Réflexion de Catherine La Scrupuleuse. Non, Catherine, nous ne dirons rien à ta Maman. Elle n’aime pas voir les chiens sur le lit, et toi non plus, d’ailleurs. C’est bien la première fois que Po-Paï monte sur le lit. A soirée exceptionnelle, situation exceptionnelle, ne crois-tu pas ? Nous ne raconterons rien à Chantal, c’est promis ! Et je m’arrangerai également pour qu’elle ne lise jamais cette historiette, même si ce livre doit connaître un jour un retentissant succès commercial.

 

Il est 22h30. Pour mon réveillon de Noël, j’ai mangé léger, bu aucun alcool et me trouve au lit plus tôt que d’habitude. Je n’ai rien à lire d’intéressant, n’ai pas envie d’écrire ce soir et m’endormirai profondément dans quelques instants probablement. Il y en a qui s’en font toute une histoire de cette veillée de Noël et moi, on dirait que je fais exprès de banaliser cette soirée un maximum.

C’est faux.

Le merveilleux est là, devant moi. Pendant quelques secondes, durant quelques précieuses minutes, j’ai vu défiler tous les symboles que la Terre entière cherche à nous transmettre depuis deux millénaires.

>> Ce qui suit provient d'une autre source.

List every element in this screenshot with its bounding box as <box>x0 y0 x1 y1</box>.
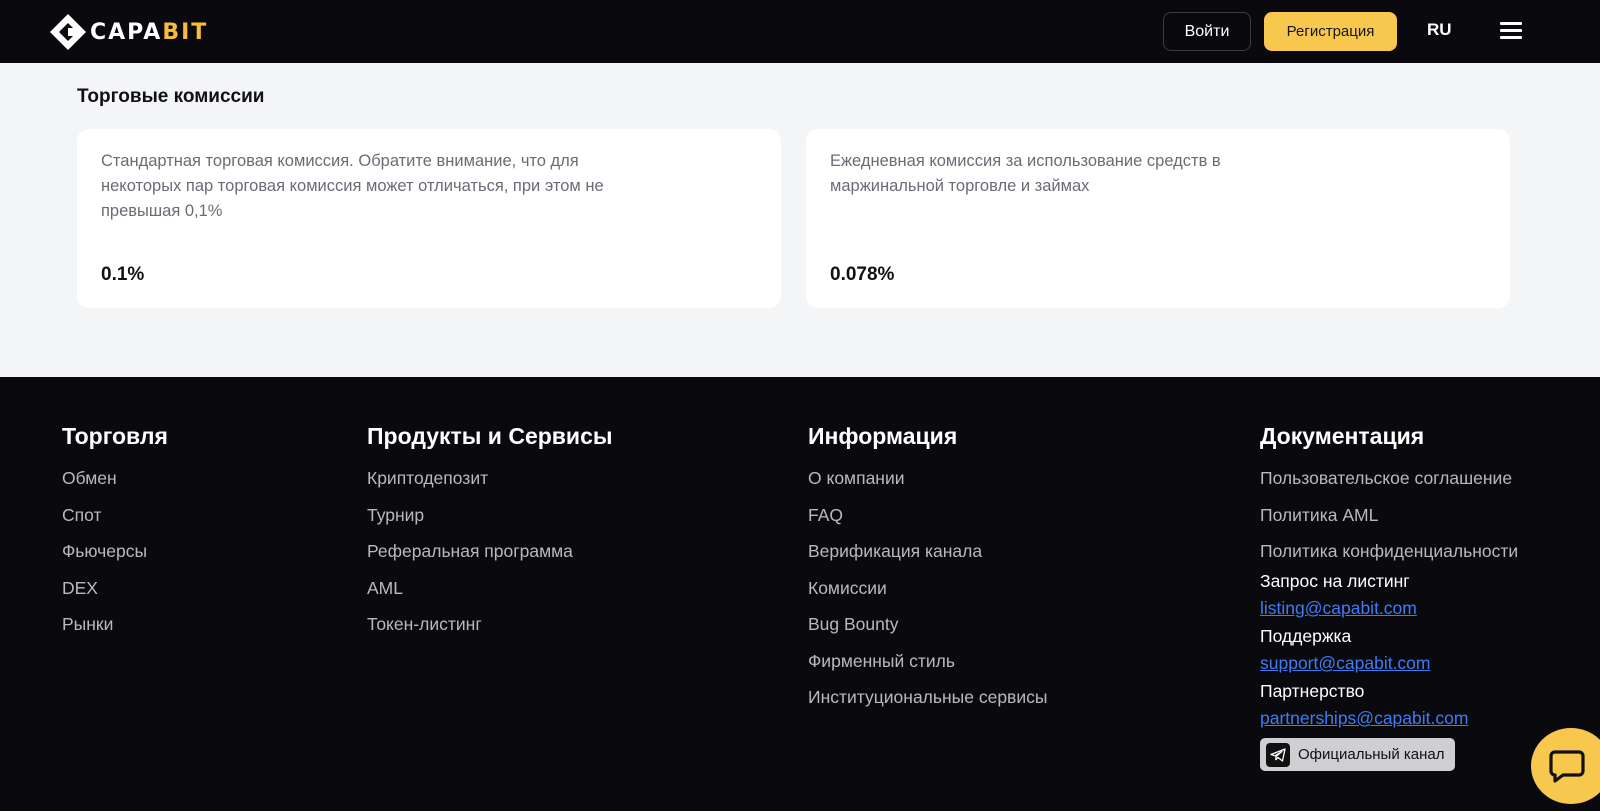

Appuyé sur le coude gauche (vous verrez pourquoi cette précision) et allongé confortablement, j’admire Po-Paï, debout sur la couche conjugale. Je jette un regard tendre à Catherine couchée sur l’autre bord du lit. Je glisse la tête entre les pattes de Po-Paï pour embrasser délicatement la souriante Catherine sur les lèvres. Je tends le bras droit et enlace l’énorme crinière soyeuse de ce chow-chow renégat, normalement interdit de séjour sur le lit. Je plonge avec délice ma tête dans ses longs poils et dépose un baiser affectueux sur son museau. Il s’allonge alors confortablement entre nous deux et pousse un gros soupir de satisfaction.

 

Nous restons tous les trois, silencieux. Aucun bruit dans le chalet. Dehors, il fait froid ; dans cette chambre, règne une chaleur agréable.

 

Je souris.

Je souris, car au travers de volets entre baillés, je cherche l’Etoile. Celle qui a guidé les trois rois mages.

 

Voilà l’image paisible que je garderai de ce Noël 99 : celle d’une crèche. Po-Paï est l’Enfant Jésus ; Catherine, la Vierge Marie ; et moi, le Père Joseph. Il y a 1999 années, le sentiment d’émerveillement a dû être le même que celui que je ressens en ce moment dans ce chalet en bois, perdu au milieu des montagnes. Nous constituons à nous trois une jolie crèche de Noël et bien des artistes peintres ne manqueraient pas d’immortaliser ce moment s’ils nous voyaient ainsi, en ce soir anniversaire de la naissance du Christ.

Je me sens envahi d’un immense bonheur. Je le reçois ou je le donne ? Je me poserai la question plus tard.

Pour l’instant, la seule question que je me pose est la suivante : La Vierge Marie, était-elle à droite ou à gauche du Divin Enfant ?

 

 

Catherine est à droite, par rapport à Po-Paï. Donc, aucune contestation possible, la Vierge Marie doit toujours se trouver dans cette position lorsque vous placerez vos santons les prochaines années.